Manga Review: Black Blizzard by Yoshihiro Tatsumi
The year is 1956. Shinpei Konta, a card shark with five convictions (two for murder) and Susumu Yamaji, a pianist just convicted for murder, are handcuffed together on a train headed for prison. The weather has turned to a blizzard, and a landslide across the tracks derails the train and allows the convicts to escape. However, two men handcuffed together aren’t going to get very far before being spotted. They don’t have any tools that can cut the chain…but they do have something that will cut off a human hand!
This was Yoshihiro Tatsumi’s first “novel-length” manga story. There’s an interview with him to fill out the book, and he explains the commercial aspects of how the story came to be (color pages at the beginning to entice young readers to rent the manga from the store, for example) as well as the creative side. While the cover calls this “legendary”, he notes that it only had moderate success at the time (but proved he was able to sell on his own, rather than just in anthologies.)

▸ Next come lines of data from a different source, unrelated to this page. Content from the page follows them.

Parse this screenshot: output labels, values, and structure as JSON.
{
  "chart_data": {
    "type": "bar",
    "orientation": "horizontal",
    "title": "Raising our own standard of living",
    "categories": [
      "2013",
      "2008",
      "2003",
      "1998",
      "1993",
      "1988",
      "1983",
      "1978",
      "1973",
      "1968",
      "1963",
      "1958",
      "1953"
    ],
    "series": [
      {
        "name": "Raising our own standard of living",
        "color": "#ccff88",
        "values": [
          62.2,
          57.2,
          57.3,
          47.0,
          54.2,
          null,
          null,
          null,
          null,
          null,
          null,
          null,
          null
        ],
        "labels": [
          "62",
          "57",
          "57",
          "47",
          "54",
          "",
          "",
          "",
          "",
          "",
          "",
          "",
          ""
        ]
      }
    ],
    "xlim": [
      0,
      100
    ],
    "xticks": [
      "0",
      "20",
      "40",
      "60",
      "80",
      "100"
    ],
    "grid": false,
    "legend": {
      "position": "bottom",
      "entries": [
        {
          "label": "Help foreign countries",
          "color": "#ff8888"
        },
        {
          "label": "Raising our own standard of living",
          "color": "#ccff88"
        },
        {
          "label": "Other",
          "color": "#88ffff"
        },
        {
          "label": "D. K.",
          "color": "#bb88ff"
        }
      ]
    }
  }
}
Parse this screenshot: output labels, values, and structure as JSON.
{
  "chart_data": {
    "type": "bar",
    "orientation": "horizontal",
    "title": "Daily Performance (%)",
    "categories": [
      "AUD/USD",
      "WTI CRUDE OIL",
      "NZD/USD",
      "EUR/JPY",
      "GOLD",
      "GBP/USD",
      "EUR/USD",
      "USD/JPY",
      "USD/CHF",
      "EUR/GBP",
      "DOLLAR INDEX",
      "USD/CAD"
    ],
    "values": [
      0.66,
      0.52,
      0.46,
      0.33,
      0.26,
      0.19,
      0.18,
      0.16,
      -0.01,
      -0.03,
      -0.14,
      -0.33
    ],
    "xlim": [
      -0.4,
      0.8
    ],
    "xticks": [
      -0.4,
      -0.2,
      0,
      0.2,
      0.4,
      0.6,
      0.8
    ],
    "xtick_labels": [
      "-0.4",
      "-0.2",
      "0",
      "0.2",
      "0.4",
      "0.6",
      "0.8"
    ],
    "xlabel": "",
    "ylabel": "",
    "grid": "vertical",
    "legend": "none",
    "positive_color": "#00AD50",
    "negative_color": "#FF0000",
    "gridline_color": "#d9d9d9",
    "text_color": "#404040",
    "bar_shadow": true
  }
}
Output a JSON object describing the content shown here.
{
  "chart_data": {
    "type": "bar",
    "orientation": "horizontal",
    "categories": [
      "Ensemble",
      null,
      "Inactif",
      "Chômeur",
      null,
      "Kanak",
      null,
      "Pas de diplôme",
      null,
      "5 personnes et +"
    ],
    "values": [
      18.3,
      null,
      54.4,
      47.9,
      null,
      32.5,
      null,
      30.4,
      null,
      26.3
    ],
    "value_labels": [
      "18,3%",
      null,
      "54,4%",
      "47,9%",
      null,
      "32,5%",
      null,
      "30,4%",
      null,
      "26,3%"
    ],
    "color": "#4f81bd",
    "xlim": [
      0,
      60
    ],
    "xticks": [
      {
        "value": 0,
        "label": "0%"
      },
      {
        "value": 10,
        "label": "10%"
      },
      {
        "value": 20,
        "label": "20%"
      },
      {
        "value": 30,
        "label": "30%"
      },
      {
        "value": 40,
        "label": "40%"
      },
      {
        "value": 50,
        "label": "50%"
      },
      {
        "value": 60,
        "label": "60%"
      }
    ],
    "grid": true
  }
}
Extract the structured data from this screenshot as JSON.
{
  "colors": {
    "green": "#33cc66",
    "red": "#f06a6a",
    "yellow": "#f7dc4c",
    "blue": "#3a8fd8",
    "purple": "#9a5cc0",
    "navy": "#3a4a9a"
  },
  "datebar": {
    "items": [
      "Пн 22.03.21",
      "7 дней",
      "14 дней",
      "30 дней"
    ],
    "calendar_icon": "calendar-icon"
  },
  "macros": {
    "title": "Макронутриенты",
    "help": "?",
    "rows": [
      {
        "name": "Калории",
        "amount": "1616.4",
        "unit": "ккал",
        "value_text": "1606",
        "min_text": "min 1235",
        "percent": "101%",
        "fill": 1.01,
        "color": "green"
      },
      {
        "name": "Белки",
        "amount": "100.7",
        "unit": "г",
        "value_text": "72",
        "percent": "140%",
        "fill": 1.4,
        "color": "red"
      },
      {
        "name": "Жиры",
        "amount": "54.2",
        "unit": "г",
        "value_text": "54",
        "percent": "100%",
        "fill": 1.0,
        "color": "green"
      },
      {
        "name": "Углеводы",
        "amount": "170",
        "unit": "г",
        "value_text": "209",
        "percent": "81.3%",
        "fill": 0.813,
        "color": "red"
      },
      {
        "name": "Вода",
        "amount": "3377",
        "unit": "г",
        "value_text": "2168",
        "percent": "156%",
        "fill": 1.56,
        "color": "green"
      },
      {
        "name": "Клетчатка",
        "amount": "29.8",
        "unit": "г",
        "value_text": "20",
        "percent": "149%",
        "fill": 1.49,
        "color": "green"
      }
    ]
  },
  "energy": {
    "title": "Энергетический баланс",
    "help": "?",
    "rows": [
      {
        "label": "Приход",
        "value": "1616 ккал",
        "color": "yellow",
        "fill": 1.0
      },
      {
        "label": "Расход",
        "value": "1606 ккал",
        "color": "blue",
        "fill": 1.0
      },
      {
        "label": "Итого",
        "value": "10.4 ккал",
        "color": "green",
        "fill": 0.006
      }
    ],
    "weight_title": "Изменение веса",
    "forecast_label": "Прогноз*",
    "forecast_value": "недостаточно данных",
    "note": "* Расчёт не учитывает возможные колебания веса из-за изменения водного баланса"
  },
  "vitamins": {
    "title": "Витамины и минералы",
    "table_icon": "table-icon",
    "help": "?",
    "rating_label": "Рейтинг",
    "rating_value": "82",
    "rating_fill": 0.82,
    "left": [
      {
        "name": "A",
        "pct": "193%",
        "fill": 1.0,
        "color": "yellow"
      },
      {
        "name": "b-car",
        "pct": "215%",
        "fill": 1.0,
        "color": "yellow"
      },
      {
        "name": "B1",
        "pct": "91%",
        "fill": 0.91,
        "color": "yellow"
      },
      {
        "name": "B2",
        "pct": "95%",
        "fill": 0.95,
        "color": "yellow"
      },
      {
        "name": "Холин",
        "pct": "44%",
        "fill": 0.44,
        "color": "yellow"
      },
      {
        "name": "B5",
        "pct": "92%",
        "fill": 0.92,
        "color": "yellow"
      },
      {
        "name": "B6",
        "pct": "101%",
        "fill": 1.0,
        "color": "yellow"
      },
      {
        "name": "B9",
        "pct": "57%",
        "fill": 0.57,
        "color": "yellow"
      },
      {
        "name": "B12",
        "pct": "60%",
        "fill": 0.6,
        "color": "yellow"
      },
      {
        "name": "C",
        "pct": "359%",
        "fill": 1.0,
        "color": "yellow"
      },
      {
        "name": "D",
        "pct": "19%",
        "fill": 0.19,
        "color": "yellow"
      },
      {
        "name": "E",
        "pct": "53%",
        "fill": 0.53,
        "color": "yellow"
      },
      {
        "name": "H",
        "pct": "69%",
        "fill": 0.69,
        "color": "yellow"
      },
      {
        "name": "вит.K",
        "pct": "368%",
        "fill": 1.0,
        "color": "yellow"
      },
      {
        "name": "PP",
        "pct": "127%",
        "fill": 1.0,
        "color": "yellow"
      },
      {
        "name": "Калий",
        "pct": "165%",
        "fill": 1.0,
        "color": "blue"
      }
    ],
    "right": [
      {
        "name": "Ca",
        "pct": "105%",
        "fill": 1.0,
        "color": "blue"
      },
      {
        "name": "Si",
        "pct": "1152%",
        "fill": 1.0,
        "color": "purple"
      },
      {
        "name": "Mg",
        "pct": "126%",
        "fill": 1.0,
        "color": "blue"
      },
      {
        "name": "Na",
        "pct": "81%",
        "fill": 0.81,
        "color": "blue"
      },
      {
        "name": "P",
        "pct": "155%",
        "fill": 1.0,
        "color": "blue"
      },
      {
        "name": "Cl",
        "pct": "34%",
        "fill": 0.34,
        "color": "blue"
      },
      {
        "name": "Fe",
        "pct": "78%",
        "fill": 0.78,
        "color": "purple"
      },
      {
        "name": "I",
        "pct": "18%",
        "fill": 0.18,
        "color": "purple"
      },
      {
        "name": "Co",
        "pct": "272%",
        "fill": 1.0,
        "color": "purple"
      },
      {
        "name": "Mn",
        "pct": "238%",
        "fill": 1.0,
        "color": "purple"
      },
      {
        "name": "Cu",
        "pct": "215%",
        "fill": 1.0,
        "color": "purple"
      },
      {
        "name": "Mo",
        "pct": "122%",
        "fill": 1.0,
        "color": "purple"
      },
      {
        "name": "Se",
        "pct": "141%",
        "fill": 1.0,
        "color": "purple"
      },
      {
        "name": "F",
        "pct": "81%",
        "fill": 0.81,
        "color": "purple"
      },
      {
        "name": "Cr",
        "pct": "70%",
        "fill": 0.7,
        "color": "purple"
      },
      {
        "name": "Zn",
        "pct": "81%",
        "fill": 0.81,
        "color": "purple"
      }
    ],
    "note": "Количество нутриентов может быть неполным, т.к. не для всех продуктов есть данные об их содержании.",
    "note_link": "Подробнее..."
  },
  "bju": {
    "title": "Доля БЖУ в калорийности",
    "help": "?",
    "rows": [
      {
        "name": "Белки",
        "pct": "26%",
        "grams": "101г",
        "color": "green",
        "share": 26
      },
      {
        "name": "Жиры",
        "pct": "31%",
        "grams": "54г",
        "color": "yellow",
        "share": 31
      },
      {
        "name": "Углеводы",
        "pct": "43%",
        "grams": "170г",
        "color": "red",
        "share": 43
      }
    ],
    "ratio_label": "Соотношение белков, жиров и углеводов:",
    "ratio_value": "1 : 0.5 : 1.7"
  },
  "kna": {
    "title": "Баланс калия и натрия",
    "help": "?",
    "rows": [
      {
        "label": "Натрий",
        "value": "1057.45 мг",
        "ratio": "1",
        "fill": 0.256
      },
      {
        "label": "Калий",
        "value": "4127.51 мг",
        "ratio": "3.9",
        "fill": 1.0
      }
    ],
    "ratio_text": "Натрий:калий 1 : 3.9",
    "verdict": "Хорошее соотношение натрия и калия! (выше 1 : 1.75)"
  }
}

The story has noir-ish touches, and I could see it as an hour-long live action TV drama (half an hour with some cuts.) Much of the story is Susumu flashing back to his romance with a circus singer, and a drunken brawl that led to the death of the ringmaster. Susumu is not a hardened criminal, and wants to protect his hands. Shinpei, on the other hand, has already spent a total of thirty years in jail, is far more ruthless, and needs both his hands as well.
The art is crude by modern standards, but effective, and conveys the heavy weather well. The writing is likewise somewhat old-fashioned, going for suspense. Content warning for off-screen domestic abuse.
Since this is complete in one volume, it’s a good choice for those who’d like to sample older manga or have a taste for crime fiction.